I had never heard of Tous les Jours (“Every Day” en anglais) before visiting Kuala Lumpur, but was amazed to learn how prolific this South Korean chain of French-style bakeries is. Beyond South Korea, it also operates in China, Vietnam, Cambodia, the Philippines, Indonesia, Malaysia, and the United States. Phew! Something tells me that it won’t be long before Singapore becomes another feather in T les J’s well-plumed cap. The sooner the better, if you’re asking.
If I think about this as objectively as possible (which isn’t saying much), then there are probably two things about T les J that resonate strongly with me. The first is its signature colour – that shade of moss green is as close to my favourite colour as you can probably get. It’s refined and classy and sensible. A (little) bit like me. The second is the selection of baked stuff that it flogs – also rather sensible. Indeed, it’s positively European(-esque) in its choice of flavour combos and fondant-viennoiserie pairings. Touches like these are comforting; they make me feel like i’m in safe hands.
The Bangsar outlet of T les J occupies a large corner plot with a baguette-stuffed bicycle outside. I’m assured the baguettes were fake, but they looked pretty damn real to me. Inside is a veritable gingerbread house of doughy treats, all of which appealed to the eye. Most appealing (and appeasing, I might add), however, was the large centre-table that consisted of croissants, almond croissants, pains au chocolat, pains aux raisins, and Danish pastries. That’s right: the sensible stuff. The wildcards (namely doughnuts and the like) were relegated to the outer displays, where they belong. As I said, safe hands.
The Pain au Chocolat (MYR 3.90) was pleasingly large, assuredly dense, and had a handsomely bronzed outer shell. A bit like me in another 10 years or so, perhaps.

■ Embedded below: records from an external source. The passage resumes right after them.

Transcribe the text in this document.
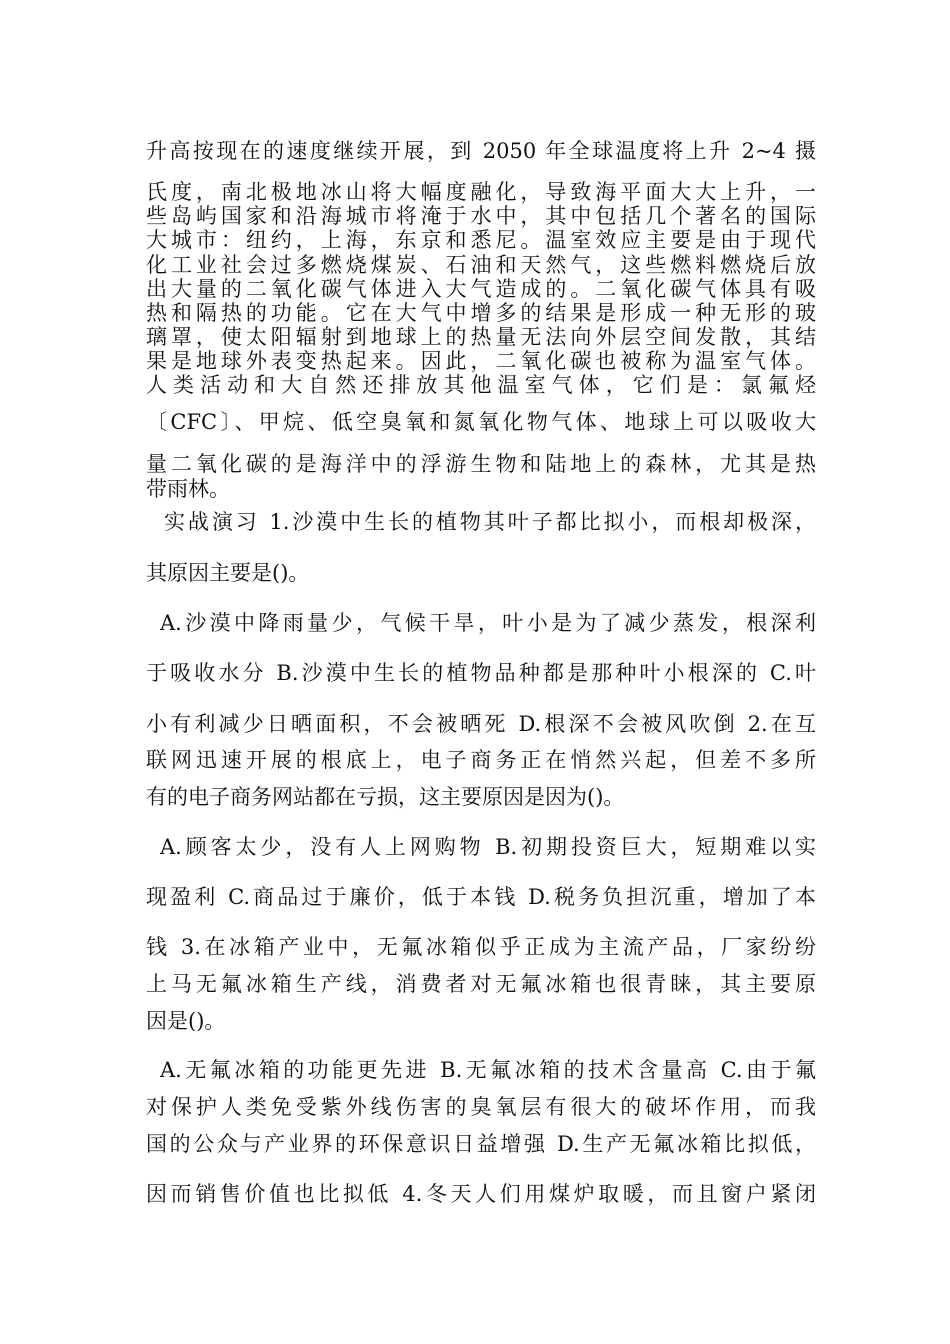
升高按现在的速度继续开展，到 2050 年全球温度将上升 2~4 摄
氏度，南北极地冰山将大幅度融化，导致海平面大大上升，一
些岛屿国家和沿海城市将淹于水中，其中包括几个著名的国际
大城市：纽约，上海，东京和悉尼。温室效应主要是由于现代
化工业社会过多燃烧煤炭、石油和天然气，这些燃料燃烧后放
出大量的二氧化碳气体进入大气造成的。二氧化碳气体具有吸
热和隔热的功能。它在大气中增多的结果是形成一种无形的玻
璃罩，使太阳辐射到地球上的热量无法向外层空间发散，其结
果是地球外表变热起来。因此，二氧化碳也被称为温室气体。
人类活动和大自然还排放其他温室气体，它们是：氯氟烃
〔CFC〕、甲烷、低空臭氧和氮氧化物气体、地球上可以吸收大
量二氧化碳的是海洋中的浮游生物和陆地上的森林，尤其是热
带雨林。
实战演习 1.沙漠中生长的植物其叶子都比拟小，而根却极深，
其原因主要是()。
A.沙漠中降雨量少，气候干旱，叶小是为了减少蒸发，根深利
于吸收水分 B.沙漠中生长的植物品种都是那种叶小根深的 C.叶
小有利减少日晒面积，不会被晒死 D.根深不会被风吹倒 2.在互
联网迅速开展的根底上，电子商务正在悄然兴起，但差不多所
有的电子商务网站都在亏损，这主要原因是因为()。
A.顾客太少，没有人上网购物 B.初期投资巨大，短期难以实
现盈利 C.商品过于廉价，低于本钱 D.税务负担沉重，增加了本
钱 3.在冰箱产业中，无氟冰箱似乎正成为主流产品，厂家纷纷
上马无氟冰箱生产线，消费者对无氟冰箱也很青睐，其主要原
因是()。
A.无氟冰箱的功能更先进 B.无氟冰箱的技术含量高 C.由于氟
对保护人类免受紫外线伤害的臭氧层有很大的破坏作用，而我
国的公众与产业界的环保意识日益增强 D.生产无氟冰箱比拟低，
因而销售价值也比拟低 4.冬天人们用煤炉取暖，而且窗户紧闭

The chocolate filling retained its moisture nicely, but the overall pain lacked the distinctly buttery flavour that makes a good pain au c. so addictive. That said, a glance at the inner workings of this thing revealed umpteen layers of dough, which, in the world of viennoiseries, is nothing but good. It would undoubtedly have been nicer fresh, or even just warmed up. But then again, it was a busy day, and I went at a busy time.

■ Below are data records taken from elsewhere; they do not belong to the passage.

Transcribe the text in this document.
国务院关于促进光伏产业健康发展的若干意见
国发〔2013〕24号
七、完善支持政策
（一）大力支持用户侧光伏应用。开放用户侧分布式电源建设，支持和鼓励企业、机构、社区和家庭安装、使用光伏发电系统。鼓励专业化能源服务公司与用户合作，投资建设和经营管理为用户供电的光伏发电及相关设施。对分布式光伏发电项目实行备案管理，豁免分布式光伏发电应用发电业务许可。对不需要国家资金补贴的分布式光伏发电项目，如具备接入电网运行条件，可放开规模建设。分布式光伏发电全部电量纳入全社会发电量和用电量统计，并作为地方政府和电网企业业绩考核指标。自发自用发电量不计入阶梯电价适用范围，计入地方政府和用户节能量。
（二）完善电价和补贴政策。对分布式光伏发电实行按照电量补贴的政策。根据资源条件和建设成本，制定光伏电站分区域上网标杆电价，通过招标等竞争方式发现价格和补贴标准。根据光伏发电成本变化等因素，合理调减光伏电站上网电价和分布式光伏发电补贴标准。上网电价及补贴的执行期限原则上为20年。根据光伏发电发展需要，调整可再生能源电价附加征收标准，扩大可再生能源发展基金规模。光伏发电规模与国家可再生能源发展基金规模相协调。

The Hazelnut Danish (MYR 4.50) sat underneath a delightful coffee-flavoured fondant; an excellent example of a sensible flavour combo. Nothing fancy or innovative, just time-tested quality. A pleasing size, but a little dry and cold. The lack of heat caused the flavours to be muted, although that did little to stop my imagination running wild with the thought of just how good it could have been.
The Cream Soboro (MYR 3.80) can be classified as a “wildcard”, but there’s nothing wrong with that (have I just contradicted myself?). To be fair, I plonked this on my tray more in the spirit of respectful patronage than anything else (given that soboro buns are, after all, quintessentially Korean). Complete with a cream and custard filling (good start) and a bo lo bao-esque crumbly top (go on…), this thing looked great on paper. But again, same story. It was dry and the flavours were lurking somewhere not very noticeable. Heat + baked stuff = flavour-full. Take note.
Overall, Tous les Jours is a pleasingly good Asian-imitation-French bakery. Its fidelity to baking traditions is what sets it apart from some of the other Asian baking franchises. When it comes to Singapore, my arms (and wallet) will be open.